Background and Aims Total femoral replacement (TFR) with endoprosthesis is a rare operation with few indications, primarily malignant bone tumors and requires extensive soft-tissue dissection and reconstruction of the joints.

Psoas compartment block (PCB) is a useful but controversial technique for lower limb surgery. There are often limitations due to essential antithrombotic therapy because of the risk of hematoma in this deep block, but the benefit of excellent analgesia outweighs the risk in major surgery.

Methods A 72 year old patient with recent pulmonary embolism(PE) under fondaparinux was presented for oncologic total replacement of the femur. Fondaparinux was discontinued for 48 hours preoperatively. A lumbar plexus block according to the Chayen approach was performed with 10 ml prilocaine 1% +20 ml ropivacaine 0.45% and a catheter was placed in the psoas compartment, combined with a single shot transgluteal sciatic block with 20 ml of ropivacaine 0.45% with the use of nerve stimulation technique.
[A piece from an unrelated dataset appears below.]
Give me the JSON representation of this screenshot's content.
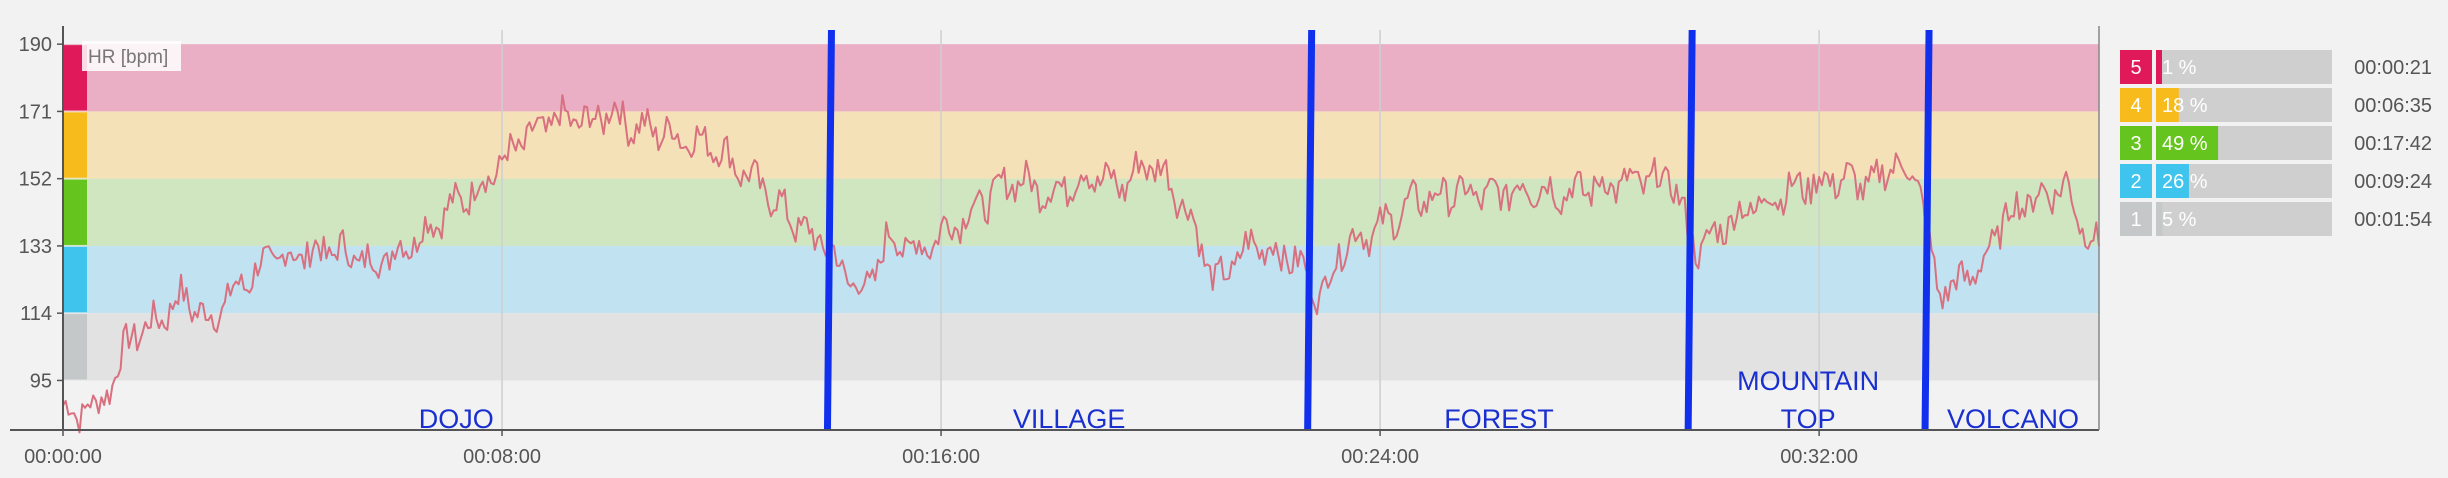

The duration of the surgery was 6h and was completed under general anesthesia without the use of opioids except the initial induction dose of 150γ fentanyl.

The catheter remained for 4 days postoperatively with continuous infusion of 12 ml/h ropivacaine 0.2% by elastomeric pump.

Results The surgery was uncomplicated, the patient reported no severe pain (VAS 2–3), and didn’t require rescue opioid analgesia. He could move the other leg and manage to start his physiotherapy strengthening exercises.

Conclusions CPCB appears to be a useful alternative in major oncologic orthopedic surgery especially when neuraxial techniques should be avoided.